Na fonologia, será explicado o que se entende por palavra, sílaba, som, letra, vogal, consoante, acentuação, ditongo. É um capítulo pouco extenso, cuja função é a de oferecer um esclarecimento sobre os sons da língua portuguesa.

No segundo capítulo, dedicado à morfologia, o estudo recairá sobre as oito classes de palavras, as quatro variáveis (substantivo, adjetivo, pronome, verbo) e as invariáveis (advérbio, preposição, conjunção, interjeição). Na 1.ª parte deste capítulo, são analisados os substantivos próprios e comuns e a sua flexão em género e em número. No subcapítulo seguinte, referenciam-se os adjetivos: atributivos, determinativos e quantitativos. É na subclasse dos adjetivos determinativos que o gramático inclui o artigo, não considerado pelo autor como uma classe de palavras distinta, visto que “por si nada significa, mas que, juntando-se a um nome, serve para lhe individualizar ou determinar mais ou menos a sua significação” (Id., Ibid., 17). A classe dos numerais não é considerada como independente, pelo que é integrada na subclasse dos adjetivos quantitativos, os quais, quando junto do substantivo, exprimem a ideia de quantidade. Os pronomes, “palavra usada em lugar do nome” (Id., Ibid., 20), são estudados em sete subclasses: pessoais, possessivos, demonstrativos, relativos, interrogativos, reflexos e recíprocos.
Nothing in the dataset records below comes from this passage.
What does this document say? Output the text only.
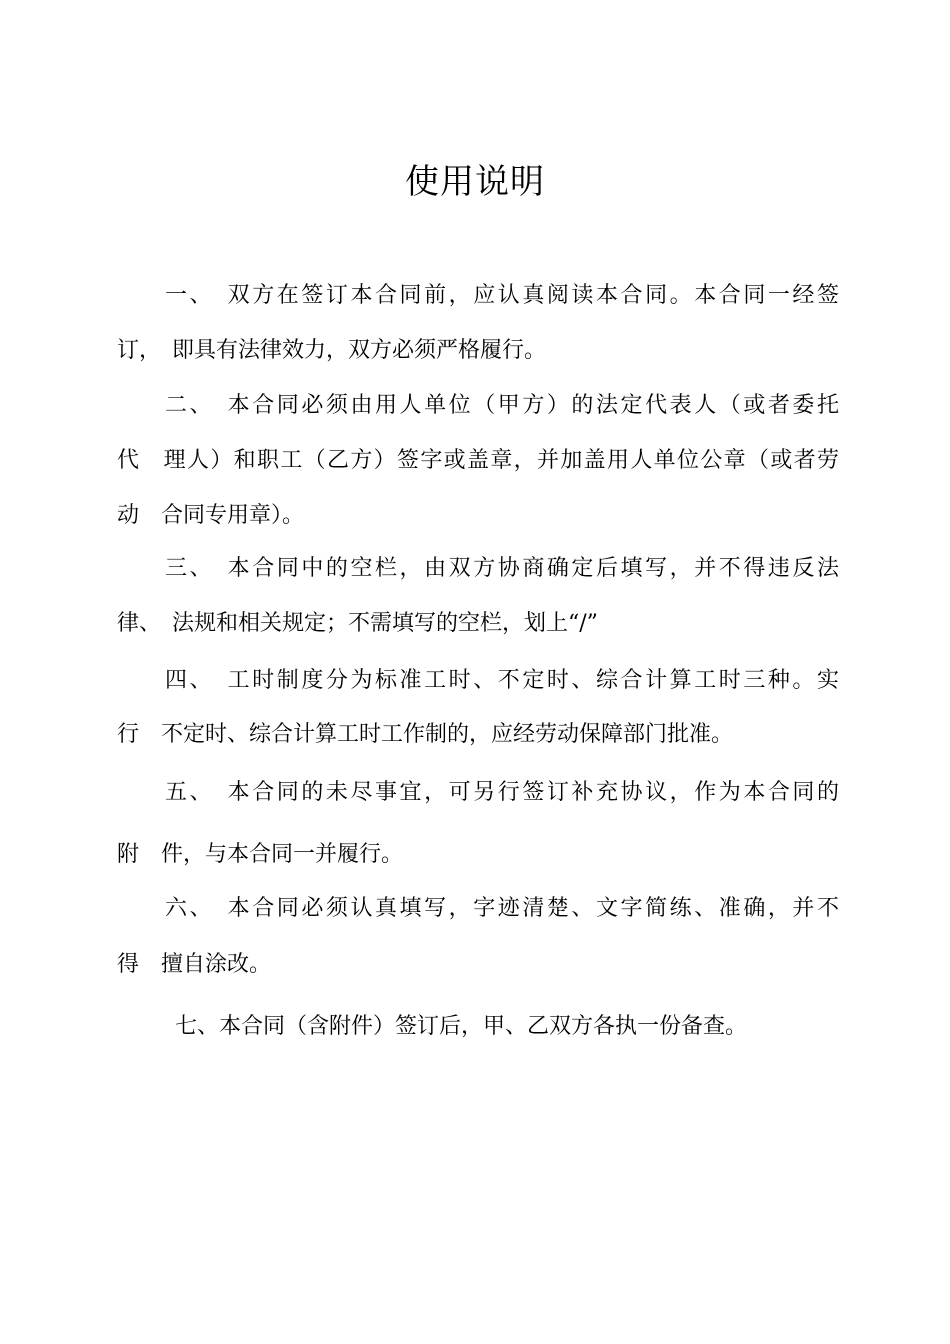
使用说明
一、　双方在签订本合同前，应认真阅读本合同。本合同一经签
订，　即具有法律效力，双方必须严格履行。
二、　本合同必须由用人单位（甲方）的法定代表人（或者委托
代　理人）和职工（乙方）签字或盖章，并加盖用人单位公章（或者劳
动　合同专用章）。
三、　本合同中的空栏，由双方协商确定后填写，并不得违反法
律、　法规和相关规定；不需填写的空栏，划上“/”
四、　工时制度分为标准工时、不定时、综合计算工时三种。实
行　不定时、综合计算工时工作制的，应经劳动保障部门批准。
五、　本合同的未尽事宜，可另行签订补充协议，作为本合同的
附　件，与本合同一并履行。
六、　本合同必须认真填写，字迹清楚、文字简练、准确，并不
得　擅自涂改。
七、本合同（含附件）签订后，甲、乙双方各执一份备查。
O verbo, “a principal palavra do discurso” (Id., Ibid., 22), ocupa uma parte considerável do capítulo da morfologia, por ser o tema mais complexo. A abordagem orienta-se pela necessidade de estudar, em primeiro lugar, as suas flexões em modo, tempo, número e pessoa, e, em seguida, as suas três conjugações (em -ar, em -er, em -ir). Como auxílio deste método de aprendizagem, são apresentadas algumas tábuas de conjugação dos verbos auxiliares (“ser”, “estar”, “ter”, “haver”), regulares (“falar”, “vender”, “unir”) e irregulares. No final do estudo da morfologia, há referência às palavras invariáveis: a preposição, que “liga duas palavras” (Id., Ibid., 45); as conjunções, que “unem palavras ou proposições” (Id., Ibid., 45); os advérbios (de tempo, lugar, modo, quantidade), que “aparecem juntos aos verbos, aos adjetivos e algumas vezes a outros advérbios para modificar ou qualificar o sentido da palavra ou palavras a que se unem” (Id., Ibid., 45); e a interjeição, que “é uma exclamação ou grito articulado, para exprimir algum sentimento em uma fórmula abreviada” (Id., Ibid., 46).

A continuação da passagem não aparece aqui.